NASA Space Telescope's Stellar Image Of Tarantula Nebula Will Blow You Away
Located approximately 161,000 light-years away, the Tarantula Nebula lies within the Large Magellanic Cloud galaxy. It is the largest and brightest star-forming region within the Local Group, or the galaxies nearest our own Milky Way. This is in large part why astronomers decided to take a more detailed look at the area, according to a recent blog post by NASA.

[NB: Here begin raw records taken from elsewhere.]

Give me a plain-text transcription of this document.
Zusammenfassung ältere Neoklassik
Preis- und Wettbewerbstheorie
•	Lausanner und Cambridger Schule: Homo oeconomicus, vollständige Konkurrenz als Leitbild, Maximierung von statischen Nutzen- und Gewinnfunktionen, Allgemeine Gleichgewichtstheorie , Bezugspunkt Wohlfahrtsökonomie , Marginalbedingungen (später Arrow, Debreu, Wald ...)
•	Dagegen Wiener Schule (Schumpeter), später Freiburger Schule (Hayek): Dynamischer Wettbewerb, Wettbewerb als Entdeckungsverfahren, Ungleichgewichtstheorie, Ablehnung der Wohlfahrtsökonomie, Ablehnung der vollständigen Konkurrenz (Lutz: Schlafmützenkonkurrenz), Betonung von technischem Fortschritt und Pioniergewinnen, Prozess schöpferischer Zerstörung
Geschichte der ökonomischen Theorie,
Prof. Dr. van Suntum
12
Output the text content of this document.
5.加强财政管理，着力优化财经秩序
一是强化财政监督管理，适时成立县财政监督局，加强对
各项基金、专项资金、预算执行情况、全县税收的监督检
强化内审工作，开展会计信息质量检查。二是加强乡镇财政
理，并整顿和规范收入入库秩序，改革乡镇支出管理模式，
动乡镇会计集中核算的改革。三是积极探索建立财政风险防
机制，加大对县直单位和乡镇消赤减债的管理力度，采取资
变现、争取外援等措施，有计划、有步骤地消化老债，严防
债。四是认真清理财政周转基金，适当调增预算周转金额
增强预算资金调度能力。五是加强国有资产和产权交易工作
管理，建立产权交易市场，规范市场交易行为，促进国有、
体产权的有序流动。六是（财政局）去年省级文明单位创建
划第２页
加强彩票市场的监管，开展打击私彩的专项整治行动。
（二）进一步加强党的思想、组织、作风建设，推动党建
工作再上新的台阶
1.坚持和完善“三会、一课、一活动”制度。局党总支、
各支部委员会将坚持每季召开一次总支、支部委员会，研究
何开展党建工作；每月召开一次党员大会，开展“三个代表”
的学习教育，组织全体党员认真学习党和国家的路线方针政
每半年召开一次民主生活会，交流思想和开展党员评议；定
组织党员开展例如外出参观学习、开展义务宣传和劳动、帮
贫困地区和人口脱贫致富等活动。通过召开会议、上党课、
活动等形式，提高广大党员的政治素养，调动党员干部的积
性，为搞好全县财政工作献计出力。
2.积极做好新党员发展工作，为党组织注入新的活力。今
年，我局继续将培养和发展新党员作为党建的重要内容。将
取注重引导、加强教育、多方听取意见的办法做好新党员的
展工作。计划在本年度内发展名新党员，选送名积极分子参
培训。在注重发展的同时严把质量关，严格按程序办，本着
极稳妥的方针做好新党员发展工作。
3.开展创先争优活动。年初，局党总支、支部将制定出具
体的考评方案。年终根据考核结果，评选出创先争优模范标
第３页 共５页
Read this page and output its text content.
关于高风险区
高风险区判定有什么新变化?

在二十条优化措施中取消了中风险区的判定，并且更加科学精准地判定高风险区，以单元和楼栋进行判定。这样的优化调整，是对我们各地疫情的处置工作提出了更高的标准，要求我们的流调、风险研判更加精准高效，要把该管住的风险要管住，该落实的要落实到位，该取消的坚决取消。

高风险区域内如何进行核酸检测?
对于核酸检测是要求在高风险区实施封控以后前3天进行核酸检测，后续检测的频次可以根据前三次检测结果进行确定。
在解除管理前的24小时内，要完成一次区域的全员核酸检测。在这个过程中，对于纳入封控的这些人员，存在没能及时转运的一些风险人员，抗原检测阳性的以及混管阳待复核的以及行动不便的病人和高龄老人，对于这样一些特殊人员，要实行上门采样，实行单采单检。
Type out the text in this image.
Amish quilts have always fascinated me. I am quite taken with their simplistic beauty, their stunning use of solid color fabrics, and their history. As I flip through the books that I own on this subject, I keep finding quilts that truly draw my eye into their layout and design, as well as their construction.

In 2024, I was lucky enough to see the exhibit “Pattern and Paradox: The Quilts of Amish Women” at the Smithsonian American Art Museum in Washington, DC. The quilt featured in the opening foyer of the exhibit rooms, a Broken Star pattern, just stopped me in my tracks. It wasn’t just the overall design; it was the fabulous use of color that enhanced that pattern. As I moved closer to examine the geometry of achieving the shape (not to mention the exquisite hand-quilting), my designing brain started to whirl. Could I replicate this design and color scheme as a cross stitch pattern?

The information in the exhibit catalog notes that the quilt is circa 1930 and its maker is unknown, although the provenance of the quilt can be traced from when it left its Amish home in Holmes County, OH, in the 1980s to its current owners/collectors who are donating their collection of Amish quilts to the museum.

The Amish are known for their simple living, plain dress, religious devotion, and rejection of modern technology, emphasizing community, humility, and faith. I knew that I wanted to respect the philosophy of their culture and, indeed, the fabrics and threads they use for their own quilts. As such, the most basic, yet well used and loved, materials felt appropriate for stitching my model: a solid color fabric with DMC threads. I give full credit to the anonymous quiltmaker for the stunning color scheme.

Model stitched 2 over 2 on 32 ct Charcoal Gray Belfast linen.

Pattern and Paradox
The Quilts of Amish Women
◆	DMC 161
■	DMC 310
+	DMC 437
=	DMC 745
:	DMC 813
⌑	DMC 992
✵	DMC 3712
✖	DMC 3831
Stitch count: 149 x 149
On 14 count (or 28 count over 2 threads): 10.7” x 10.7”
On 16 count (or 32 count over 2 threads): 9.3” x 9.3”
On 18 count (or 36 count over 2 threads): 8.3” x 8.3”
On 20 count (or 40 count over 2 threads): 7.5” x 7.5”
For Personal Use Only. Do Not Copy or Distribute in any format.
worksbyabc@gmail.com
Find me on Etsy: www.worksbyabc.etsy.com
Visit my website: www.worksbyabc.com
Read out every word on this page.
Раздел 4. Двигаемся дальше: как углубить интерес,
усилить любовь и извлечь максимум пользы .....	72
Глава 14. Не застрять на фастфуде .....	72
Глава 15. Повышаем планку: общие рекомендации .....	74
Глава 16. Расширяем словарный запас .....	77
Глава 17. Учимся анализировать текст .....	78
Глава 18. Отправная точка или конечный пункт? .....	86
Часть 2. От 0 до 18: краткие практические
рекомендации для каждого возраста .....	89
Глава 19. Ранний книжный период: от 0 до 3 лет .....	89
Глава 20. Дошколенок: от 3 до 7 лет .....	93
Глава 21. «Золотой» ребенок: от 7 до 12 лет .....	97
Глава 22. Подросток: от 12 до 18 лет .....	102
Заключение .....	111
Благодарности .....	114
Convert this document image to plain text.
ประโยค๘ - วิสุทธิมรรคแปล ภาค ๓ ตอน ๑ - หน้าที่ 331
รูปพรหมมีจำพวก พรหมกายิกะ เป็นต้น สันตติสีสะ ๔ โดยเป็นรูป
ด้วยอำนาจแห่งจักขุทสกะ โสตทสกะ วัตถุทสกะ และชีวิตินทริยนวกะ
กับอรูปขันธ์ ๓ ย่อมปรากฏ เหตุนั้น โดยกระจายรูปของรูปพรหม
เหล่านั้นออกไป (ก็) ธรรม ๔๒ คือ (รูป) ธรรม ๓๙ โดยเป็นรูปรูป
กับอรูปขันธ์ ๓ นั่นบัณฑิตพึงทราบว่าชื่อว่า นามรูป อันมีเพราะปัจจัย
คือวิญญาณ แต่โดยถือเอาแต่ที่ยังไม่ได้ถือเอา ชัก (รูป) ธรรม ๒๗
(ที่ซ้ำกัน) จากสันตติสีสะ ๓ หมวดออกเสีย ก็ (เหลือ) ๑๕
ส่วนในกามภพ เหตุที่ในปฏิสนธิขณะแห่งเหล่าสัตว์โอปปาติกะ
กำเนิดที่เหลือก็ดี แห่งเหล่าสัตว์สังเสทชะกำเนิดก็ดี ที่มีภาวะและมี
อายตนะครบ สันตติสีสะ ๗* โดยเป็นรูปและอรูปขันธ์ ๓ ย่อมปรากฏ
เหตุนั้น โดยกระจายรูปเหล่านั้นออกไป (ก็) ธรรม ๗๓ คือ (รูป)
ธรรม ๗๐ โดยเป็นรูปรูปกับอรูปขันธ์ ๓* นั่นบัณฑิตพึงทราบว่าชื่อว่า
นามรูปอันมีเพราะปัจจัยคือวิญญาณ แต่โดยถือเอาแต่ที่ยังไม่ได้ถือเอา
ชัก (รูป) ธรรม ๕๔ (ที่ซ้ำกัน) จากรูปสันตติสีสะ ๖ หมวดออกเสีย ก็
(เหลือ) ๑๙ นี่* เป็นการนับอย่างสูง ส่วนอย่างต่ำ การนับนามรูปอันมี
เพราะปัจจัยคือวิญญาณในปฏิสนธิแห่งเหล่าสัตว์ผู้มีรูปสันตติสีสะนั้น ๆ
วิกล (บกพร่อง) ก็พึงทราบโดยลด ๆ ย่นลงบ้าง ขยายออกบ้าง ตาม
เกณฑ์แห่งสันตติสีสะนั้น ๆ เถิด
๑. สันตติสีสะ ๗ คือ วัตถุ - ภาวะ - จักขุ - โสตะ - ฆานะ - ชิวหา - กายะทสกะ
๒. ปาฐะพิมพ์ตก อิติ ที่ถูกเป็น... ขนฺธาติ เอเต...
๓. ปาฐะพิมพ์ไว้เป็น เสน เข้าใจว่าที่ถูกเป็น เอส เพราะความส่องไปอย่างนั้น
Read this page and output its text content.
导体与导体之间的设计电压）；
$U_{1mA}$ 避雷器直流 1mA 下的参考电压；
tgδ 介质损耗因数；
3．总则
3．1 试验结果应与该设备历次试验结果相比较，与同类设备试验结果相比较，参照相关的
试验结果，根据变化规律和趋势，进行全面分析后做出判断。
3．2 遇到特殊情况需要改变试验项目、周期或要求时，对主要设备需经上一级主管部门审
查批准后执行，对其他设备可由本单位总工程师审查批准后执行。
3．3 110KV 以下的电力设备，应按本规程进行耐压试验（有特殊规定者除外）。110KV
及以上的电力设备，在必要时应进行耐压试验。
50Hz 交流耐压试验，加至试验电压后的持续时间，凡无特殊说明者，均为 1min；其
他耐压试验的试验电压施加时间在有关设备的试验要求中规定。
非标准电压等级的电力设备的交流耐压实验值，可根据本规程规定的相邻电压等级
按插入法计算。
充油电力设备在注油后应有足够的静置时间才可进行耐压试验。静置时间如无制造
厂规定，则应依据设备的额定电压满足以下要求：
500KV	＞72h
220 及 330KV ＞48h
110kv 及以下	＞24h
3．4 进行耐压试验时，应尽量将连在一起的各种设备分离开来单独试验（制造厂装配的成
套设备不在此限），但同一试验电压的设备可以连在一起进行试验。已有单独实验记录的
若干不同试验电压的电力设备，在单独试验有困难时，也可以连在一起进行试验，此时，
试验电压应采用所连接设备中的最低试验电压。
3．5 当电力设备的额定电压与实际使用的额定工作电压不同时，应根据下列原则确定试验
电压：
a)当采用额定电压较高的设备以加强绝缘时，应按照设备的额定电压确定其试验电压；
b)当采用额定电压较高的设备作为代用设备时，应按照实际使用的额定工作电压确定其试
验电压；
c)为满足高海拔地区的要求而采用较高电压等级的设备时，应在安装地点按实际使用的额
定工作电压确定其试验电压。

Astronomers decided to focus three of Webb's instruments on the Tarantula Nebula, in order to reveal new secrets that lie within it. The first was the Near-Infrared Camera (NIRCam), which highlighted the region that resembles "a burrowing tarantula's home, lined with its silk." This view showcases the nebula's cavity, which has been hollowed out by scorching radiation from a cluster of mammoth young stars. These young stars are what make up the pale blue in the image. Pillars that contain forming protostars will in time materialize from their "dusty cocoons and take their turn shaping the nebula."
It was the space telescope's Near-Infrared Spectrograph (NIRSpec) that shed new light on what astronomers once thought was an older star. The new view showed that the star was instead only beginning to emerge from its pillar. Astronomers said that without Webb's high-resolution spectra at infrared wavelengths, this could not have been revealed.
Presenting the Tarantula Nebula in yet another way, Webb's Mid-Infrared Instrument (MIRI) unveils the cooler gas and dust glow. MIRI's longer infrared wavelengths allow areas to be seen that are absorbed at the shorter wavelengths the other instruments utilize (see image above).
The Tarantula Nebula presents an interesting view for astronomers. It is similar to the universe's "cosmic noon," referring to when the cosmos was only a few billion years old. Stars within the nebula are forming at a much faster rate than in our own Milky Way and have a different chemical composition. This makes the Tarantula Nebula the closest and easiest region for astronomers to try and better understand what was happening in the universe as it was reaching its high noon.
It is still early on in Webb's journey to unveil the secrets of the universe, and it will surely reveal more about the origin of the universe as time goes on. By studying areas such as the Tarantula Nebula, the telescope provides researchers with data to compare to deeper observations of more distant galaxies from the actual era of cosmic noon. As NASA stated in its blog, "Webb has already begun revealing a universe never seen before, and is only getting started on rewriting the stellar creation story."